Node selection and deviation coverage quality
A common cause of weak hazop results is poor node definition. The readiness review evaluates whether nodes reflect real control and hydraulic boundaries, whether bypasses and recycle paths are captured, and whether package units are integrated rather than treated as black boxes. It also checks whether the guideword strategy will be fit-for-purpose for the process type (compression, separation, dehydration, sweetening, LNG, produced water, etc.). The reviewer should ensure that “credible deviations” are framed realistically, including utility failures, instrument air loss, power failure, control valve failure positions, and human intervention constraints. The aim is to prevent the hazop team from spending hours on implausible deviations while overlooking realistic initiating events.
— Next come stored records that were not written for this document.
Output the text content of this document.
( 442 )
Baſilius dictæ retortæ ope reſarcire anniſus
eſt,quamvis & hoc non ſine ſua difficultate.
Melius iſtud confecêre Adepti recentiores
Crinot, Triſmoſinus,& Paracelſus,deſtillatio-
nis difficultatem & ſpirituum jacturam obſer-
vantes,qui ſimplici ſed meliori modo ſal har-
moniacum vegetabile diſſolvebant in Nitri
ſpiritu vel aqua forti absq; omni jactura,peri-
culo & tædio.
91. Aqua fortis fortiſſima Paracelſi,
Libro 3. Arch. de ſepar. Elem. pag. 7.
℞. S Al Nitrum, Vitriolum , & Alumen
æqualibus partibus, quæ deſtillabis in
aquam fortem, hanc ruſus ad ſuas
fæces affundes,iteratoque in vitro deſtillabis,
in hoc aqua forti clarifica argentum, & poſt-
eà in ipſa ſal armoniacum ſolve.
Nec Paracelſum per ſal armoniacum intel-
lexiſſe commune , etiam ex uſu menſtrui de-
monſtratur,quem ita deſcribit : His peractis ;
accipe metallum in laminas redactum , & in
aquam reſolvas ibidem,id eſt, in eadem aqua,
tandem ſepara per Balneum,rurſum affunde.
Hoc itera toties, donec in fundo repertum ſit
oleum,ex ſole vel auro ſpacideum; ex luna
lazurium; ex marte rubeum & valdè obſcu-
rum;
Safeguards: specificity, independence, and auditability
Readiness depends heavily on the maturity of safeguards. The independent reviewer tests whether safeguards are described at a level where they can be credited in risk assessment and later translated into specifications. Examples include: defined alarm set points and required operator response; clear ESD segmentation and coverage; isolation philosophy and valve locations; depressurization objectives and rates; and fire and gas detection intent (coverage assumptions, voting, alarms vs trips). The review should also challenge independence ensuring multiple layers do not share the same enabling utilities, logic, or common-cause vulnerabilities. Where safety instrumented functions are expected, the reviewer checks that draft requirements exist (initiators, logic, final elements, bypass controls, testing philosophy), even if SIL determination will occur later.
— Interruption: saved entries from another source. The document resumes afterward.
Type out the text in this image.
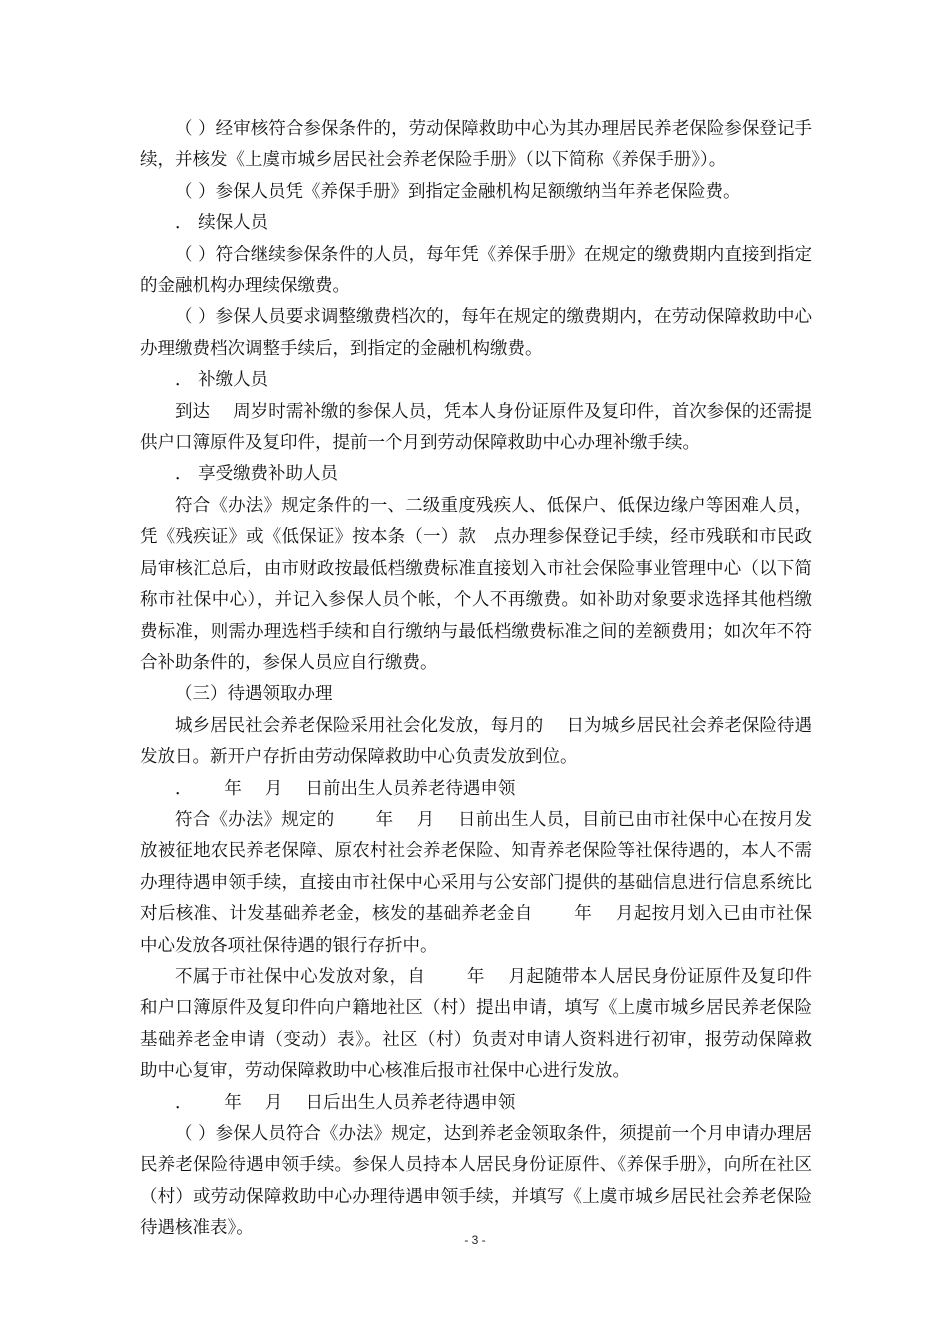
（ ）经审核符合参保条件的，劳动保障救助中心为其办理居民养老保险参保登记手续，并核发《上虞市城乡居民社会养老保险手册》（以下简称《养保手册》）。

（ ）参保人员凭《养保手册》到指定金融机构足额缴纳当年养老保险费。

． 续保人员

（ ）符合继续参保条件的人员，每年凭《养保手册》在规定的缴费期内直接到指定的金融机构办理续保缴费。

（ ）参保人员要求调整缴费档次的，每年在规定的缴费期内，在劳动保障救助中心办理缴费档次调整手续后，到指定的金融机构缴费。

． 补缴人员

到达　 周岁时需补缴的参保人员，凭本人身份证原件及复印件，首次参保的还需提供户口簿原件及复印件，提前一个月到劳动保障救助中心办理补缴手续。

． 享受缴费补助人员

符合《办法》规定条件的一、二级重度残疾人、低保户、低保边缘户等困难人员，凭《残疾证》或《低保证》按本条（一）款　点办理参保登记手续，经市残联和市民政局审核汇总后，由市财政按最低档缴费标准直接划入市社会保险事业管理中心（以下简称市社保中心），并记入参保人员个帐，个人不再缴费。如补助对象要求选择其他档缴费标准，则需办理选档手续和自行缴纳与最低档缴费标准之间的差额费用；如次年不符合补助条件的，参保人员应自行缴费。

（三）待遇领取办理

城乡居民社会养老保险采用社会化发放，每月的　 日为城乡居民社会养老保险待遇发放日。新开户存折由劳动保障救助中心负责发放到位。

．　　 年　 月　 日前出生人员养老待遇申领

符合《办法》规定的　　 年　 月　 日前出生人员，目前已由市社保中心在按月发放被征地农民养老保障、原农村社会养老保险、知青养老保险等社保待遇的，本人不需办理待遇申领手续，直接由市社保中心采用与公安部门提供的基础信息进行信息系统比对后核准、计发基础养老金，核发的基础养老金自　　 年　 月起按月划入已由市社保中心发放各项社保待遇的银行存折中。

不属于市社保中心发放对象，自　　 年　 月起随带本人居民身份证原件及复印件和户口簿原件及复印件向户籍地社区（村）提出申请，填写《上虞市城乡居民养老保险基础养老金申请（变动）表》。社区（村）负责对申请人资料进行初审，报劳动保障救助中心复审，劳动保障救助中心核准后报市社保中心进行发放。

．　　 年　 月　 日后出生人员养老待遇申领

（ ）参保人员符合《办法》规定，达到养老金领取条件，须提前一个月申请办理居民养老保险待遇申领手续。参保人员持本人居民身份证原件、《养保手册》，向所在社区（村）或劳动保障救助中心办理待遇申领手续，并填写《上虞市城乡居民社会养老保险待遇核准表》。

- 3 -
Risk assessment readiness and action quality
The readiness review should confirm the hazop team has agreed risk criteria and a consistent approach to ranking or screening scenarios. If LOPA or other methods are planned, prerequisites must be set: initiating event definitions, enabling conditions, and what qualifies as an independent protection layer. The reviewer also checks action phrasing discipline: actions must be specific, measurable, and assignable to a deliverable (drawing update, calculation, specification clause). Vague actions such as “review” or “consider” should be minimized unless tied to explicit acceptance criteria. This directly supports risk management by enabling closure tracking and preventing safety-critical decisions from being deferred without control.
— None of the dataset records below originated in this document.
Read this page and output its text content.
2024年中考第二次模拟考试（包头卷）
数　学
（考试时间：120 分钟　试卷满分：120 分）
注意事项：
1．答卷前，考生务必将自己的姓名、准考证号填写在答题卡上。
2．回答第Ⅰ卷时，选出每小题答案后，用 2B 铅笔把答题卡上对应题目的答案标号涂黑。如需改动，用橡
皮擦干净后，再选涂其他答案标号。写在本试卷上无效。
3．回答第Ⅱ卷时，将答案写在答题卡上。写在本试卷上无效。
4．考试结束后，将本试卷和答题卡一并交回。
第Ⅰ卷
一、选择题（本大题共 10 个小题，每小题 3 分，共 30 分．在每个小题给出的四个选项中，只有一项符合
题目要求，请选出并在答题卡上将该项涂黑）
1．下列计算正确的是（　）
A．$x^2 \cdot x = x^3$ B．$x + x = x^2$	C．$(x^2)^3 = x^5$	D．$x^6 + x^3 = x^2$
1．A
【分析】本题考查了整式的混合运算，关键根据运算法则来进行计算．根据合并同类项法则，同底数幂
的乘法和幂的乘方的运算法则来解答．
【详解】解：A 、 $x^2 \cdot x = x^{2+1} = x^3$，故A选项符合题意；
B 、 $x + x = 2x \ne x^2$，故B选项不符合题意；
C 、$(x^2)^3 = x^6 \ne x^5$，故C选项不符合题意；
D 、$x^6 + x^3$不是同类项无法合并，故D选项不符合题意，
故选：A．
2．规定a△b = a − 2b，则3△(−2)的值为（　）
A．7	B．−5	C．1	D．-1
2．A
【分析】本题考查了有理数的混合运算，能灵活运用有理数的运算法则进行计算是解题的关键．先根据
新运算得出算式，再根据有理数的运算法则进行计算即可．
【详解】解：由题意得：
Process safety management integration
A high-quality hazop produces requirements that must live beyond FEED. The readiness review evaluates whether outputs will flow into process safety management processes: operating procedures, training and competence needs, mechanical integrity planning, proof testing strategies, alarm rationalization, management of change, and incident response planning. The reviewer should confirm that roles, document control, and closure governance are defined so actions become enforceable commitments rather than workshop notes.
Conclusion
An Independent HAZOP Readiness Review for FEED improves the value of hazop by ensuring the right level of design maturity, clear linkage to hazid, credible risk assessment foundations, and implementable risk management measures aligned with process safety management. It reduces wasted workshop effort, strengthens barrier integrity decisions, and increases confidence that hazop outcomes can be closed with evidence supporting safer, more predictable progression into EPC and operations.